Warum Olympia und die Fussball-EM das Schweizer BIP erhöhen

In diesem Jahr legt die Schweizer Wirtschaft gemäss der KOF Prognose um 1.6% zu. Dabei geht ein Viertel des Anstiegs auf das Konto der Fussball-EM in Deutschland und der Olympischen Spiele in Paris. KOF Ökonom Alexander Rathke erklärt die Hintergründe dieses Effekts.

In wenigen Tagen beginnt die Fussball-Europameisterschaft in Deutschland. Und nur knapp zwei Wochen nach dem EM-Finale in Berlin werden schon die Olympischen Spiele in Paris eröffnet. Diese beiden Grossereignisse sind nicht nur für Sportfans relevant, sondern auch für die Konjunkturforschung – zumindest aus Schweizer Perspektive. Denn durch EM und Olympia steigt das Schweizer Bruttoinlandprodukt (BIP) um 0.4 Prozentpunkte.
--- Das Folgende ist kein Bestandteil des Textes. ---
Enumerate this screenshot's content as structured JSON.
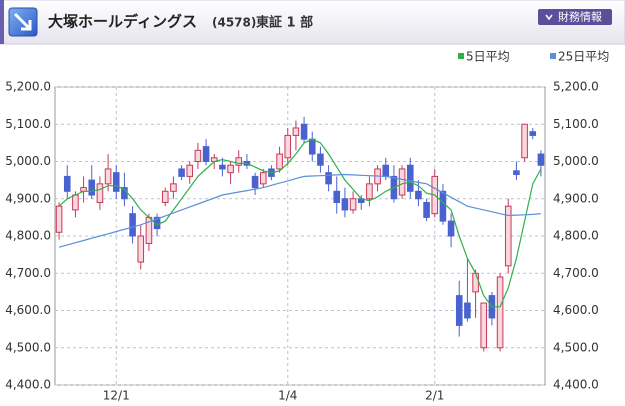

Ohne die beiden Wettkämpfe würde das BIP gemäss der KOF Konjunkturprognose nur um 1.2% steigen, mit den beiden Events beträgt die Steigerungsrate 1.6%.

Wie kommt dieser Effekt zustande? «In der Schweiz sitzt neben dem Europäischen Fussballverband (UEFA) und dem Weltfussballverband (FIFA) auch das Internationale Olympische Komitee (IOC)», erklärt Alexander Rathke, Leiter der Sektion Schweizer Konjunktur, «und diese Organisationen verbuchen alle zwei Jahre durch den Verkauf von Übertragungs- und Markenrechten für EM, WM und Olympia hohe Einnahmen», so Rathke weiter. Für ein kleines Land wie die Schweiz sorgen die Einnahmen für Schwankungen des BIP, die nichts mit dem eigentlichen Konjunkturverlauf zu tun haben. Auch auf die Beschäftigung haben diese Schwankungen nur marginale Effekte. So wird das Schweizer BIP im kommenden Jahr, wenn keine sportlichen Grossereignisse stattfinden, wieder genau um die oben genannten 0.4 Prozentpunkte geschmälert (auf 1.4% statt sportbereinigt 1,8%).  

Vergrösserte Ansicht: G 1: Einnahmen IOC / UEFA EURO
G 1: Einnahmen IOC / UEFA EURO

«Das nicht bereinigte BIP gibt falsche Signale»

Aus diesem Grund berechnet die KOF grundsätzlich neben dem klassischen BIP auch das sport-bereinigte BIP. Letzteres ist für die Konjunkturbeobachtung sogar relevanter. «Das nicht bereinigte BIP gibt falsche Signale», erklärt Rathke. So sinkt die Wachstumsrate des nicht bereinigten BIP im nächsten Jahr (von 1.6% auf 1.4%), obwohl konjunkturell die Tendenz aufgrund der erwarteten weltwirtschaftlichen Erholung genau umgekehrt ist (die KOF prognostiziert sporteventbereinigt einen Anstieg der Wachstumsrate von 1.2% auf 1.8%).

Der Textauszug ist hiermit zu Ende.